Following demobilisation in 1945, Walter became a general practitioner in Goomeri, in south-east Queensland. In 1950, he set up a solo general practice in the Brisbane suburb of Yeronga, where he remained for the next 50 years, until severe osteoporosis forced him to retire in 2000.
Walter was a Foundation Member of the Thoracic Society of Queensland (1945) and the Royal Australian College of General Practitioners (RACGP) (1958).

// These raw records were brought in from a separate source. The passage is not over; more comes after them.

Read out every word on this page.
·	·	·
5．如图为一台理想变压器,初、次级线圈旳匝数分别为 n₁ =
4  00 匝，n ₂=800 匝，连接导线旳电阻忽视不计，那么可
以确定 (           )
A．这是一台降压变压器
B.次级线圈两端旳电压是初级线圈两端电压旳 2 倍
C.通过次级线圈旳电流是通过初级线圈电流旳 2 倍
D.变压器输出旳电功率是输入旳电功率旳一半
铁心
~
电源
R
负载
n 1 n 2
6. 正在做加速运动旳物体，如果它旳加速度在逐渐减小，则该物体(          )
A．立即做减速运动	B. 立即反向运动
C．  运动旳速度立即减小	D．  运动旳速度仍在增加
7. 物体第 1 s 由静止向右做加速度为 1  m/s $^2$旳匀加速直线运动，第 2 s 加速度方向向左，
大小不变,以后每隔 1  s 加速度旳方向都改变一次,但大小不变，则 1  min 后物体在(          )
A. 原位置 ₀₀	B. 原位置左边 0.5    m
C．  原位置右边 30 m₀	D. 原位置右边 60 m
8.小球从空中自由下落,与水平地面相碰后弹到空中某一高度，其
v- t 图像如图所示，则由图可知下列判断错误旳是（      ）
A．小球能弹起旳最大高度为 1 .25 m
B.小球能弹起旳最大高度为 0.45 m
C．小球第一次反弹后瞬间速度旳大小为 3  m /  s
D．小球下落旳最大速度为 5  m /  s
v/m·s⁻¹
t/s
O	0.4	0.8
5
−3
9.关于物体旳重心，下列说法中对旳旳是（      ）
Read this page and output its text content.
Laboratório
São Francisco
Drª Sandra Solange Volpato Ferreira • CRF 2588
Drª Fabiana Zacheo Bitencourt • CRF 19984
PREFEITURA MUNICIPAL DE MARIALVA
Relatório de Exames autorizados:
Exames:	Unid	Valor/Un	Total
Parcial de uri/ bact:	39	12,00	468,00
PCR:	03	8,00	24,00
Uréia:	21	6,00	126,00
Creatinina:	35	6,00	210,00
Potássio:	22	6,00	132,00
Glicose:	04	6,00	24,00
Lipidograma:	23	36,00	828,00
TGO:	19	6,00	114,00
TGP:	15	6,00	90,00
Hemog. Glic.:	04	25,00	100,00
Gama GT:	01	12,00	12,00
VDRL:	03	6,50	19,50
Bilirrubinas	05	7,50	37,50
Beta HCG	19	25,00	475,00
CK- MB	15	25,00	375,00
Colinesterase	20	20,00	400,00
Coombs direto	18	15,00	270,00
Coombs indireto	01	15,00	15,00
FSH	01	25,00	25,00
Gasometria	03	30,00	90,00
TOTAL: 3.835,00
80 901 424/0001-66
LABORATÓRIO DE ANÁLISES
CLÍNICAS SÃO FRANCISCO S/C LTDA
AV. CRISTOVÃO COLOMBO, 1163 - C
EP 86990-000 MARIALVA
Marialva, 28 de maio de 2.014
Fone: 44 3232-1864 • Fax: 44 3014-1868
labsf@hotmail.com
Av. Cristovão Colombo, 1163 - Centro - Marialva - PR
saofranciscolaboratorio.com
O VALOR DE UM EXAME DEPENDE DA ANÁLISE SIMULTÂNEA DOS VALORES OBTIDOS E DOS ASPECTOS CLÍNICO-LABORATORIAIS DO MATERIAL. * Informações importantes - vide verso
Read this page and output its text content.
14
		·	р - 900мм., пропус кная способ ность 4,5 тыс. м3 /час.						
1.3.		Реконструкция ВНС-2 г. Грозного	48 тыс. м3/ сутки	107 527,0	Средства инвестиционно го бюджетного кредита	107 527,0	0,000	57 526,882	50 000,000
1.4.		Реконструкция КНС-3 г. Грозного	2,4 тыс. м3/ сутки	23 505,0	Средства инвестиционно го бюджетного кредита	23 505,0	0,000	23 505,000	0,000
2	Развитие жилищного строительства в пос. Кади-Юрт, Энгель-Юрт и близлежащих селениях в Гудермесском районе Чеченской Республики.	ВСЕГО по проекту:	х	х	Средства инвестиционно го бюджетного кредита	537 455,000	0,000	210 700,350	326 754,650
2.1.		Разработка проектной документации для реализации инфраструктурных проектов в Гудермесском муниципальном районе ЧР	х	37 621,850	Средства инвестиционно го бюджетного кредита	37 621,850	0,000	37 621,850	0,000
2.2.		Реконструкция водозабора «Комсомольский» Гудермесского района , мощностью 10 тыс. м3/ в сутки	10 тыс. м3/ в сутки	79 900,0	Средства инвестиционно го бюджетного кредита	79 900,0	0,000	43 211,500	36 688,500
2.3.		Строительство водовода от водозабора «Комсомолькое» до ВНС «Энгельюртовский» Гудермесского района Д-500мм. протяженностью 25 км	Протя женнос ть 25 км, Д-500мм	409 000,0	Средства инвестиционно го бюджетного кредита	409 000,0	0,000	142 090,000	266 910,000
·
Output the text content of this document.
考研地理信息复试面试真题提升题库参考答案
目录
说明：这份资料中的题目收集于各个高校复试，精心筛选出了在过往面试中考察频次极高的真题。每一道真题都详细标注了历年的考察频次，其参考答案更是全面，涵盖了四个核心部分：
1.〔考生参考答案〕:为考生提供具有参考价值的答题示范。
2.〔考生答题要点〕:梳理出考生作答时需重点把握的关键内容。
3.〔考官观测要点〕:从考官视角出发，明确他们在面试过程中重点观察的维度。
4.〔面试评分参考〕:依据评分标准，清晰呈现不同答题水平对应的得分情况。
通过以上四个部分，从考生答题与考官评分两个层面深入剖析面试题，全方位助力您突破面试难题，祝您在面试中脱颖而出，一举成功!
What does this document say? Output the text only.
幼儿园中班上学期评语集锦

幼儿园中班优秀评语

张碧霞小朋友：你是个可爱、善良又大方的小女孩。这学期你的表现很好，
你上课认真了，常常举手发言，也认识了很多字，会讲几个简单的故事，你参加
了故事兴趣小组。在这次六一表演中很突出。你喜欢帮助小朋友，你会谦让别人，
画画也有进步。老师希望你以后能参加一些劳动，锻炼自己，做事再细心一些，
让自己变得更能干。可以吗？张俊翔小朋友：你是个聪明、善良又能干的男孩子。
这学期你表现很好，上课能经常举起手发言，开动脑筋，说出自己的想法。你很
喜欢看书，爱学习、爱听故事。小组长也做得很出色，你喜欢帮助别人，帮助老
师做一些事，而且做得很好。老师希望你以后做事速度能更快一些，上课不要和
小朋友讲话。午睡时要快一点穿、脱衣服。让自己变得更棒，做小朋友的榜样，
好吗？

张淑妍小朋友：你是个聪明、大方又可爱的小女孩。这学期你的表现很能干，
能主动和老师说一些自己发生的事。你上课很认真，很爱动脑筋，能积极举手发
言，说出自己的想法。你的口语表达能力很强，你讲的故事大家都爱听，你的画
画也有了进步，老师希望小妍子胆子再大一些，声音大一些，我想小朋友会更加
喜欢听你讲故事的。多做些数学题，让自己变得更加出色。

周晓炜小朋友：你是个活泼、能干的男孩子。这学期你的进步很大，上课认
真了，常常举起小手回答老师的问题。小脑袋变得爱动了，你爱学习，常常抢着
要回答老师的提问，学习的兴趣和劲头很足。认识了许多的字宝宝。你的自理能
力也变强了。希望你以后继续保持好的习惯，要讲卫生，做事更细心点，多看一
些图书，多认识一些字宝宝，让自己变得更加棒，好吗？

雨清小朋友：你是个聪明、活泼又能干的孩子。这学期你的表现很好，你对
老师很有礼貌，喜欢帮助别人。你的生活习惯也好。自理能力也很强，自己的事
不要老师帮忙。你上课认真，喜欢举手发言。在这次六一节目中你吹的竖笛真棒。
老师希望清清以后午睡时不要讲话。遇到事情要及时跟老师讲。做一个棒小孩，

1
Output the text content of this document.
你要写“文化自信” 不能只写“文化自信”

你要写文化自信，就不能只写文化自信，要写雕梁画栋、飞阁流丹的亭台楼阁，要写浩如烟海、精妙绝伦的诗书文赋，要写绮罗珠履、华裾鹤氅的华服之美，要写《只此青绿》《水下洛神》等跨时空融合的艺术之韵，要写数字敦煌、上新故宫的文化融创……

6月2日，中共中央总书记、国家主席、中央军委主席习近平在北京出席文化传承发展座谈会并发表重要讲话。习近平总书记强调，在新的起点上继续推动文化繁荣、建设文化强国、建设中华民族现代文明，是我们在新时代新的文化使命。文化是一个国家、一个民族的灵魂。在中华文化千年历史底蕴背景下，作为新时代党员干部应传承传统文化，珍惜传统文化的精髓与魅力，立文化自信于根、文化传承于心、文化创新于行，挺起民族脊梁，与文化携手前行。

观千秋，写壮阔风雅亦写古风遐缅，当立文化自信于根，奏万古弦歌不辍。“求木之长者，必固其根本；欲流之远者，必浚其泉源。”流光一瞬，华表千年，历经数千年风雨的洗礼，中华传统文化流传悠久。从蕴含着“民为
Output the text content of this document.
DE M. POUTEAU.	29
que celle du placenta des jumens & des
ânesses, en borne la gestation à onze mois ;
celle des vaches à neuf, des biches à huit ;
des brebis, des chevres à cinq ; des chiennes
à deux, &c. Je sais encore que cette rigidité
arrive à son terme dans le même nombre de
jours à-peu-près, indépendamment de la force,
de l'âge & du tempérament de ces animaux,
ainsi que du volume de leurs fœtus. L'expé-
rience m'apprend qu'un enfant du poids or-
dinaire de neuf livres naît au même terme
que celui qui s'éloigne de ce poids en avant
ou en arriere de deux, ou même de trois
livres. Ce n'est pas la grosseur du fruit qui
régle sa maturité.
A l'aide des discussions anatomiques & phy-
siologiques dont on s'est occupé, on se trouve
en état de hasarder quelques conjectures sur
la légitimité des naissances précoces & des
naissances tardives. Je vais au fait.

He was also a life-long member of the Queensland Branch of the British Medical Association (later a branch of the Australian Medical Association).
Walter was a skilled photographer and had a great interest and expertise in the area of audiovisual aids as an integral part of the Continuing Medical Education program. In 1968, he was elected Chairman of the Audio-Visual Aids Sub-Committee of the Medical Education Standing Committee of the Queensland Faculty of the RACGP. He was subsequently elected to the Queensland Faculty Board, and remained a Board member until 1986.
Walter was a quiet, gentle, unassuming, and very private person. He died on 29 January 2003, aged 88 years, after a fall. He is survived by his daughters Pamela and Deirdre.
Walter made generous bequests to the Queensland Faculty of the RACGP and St Andrew’s Lutheran Church on Wickham Terrace, Brisbane, with which his family had a long association.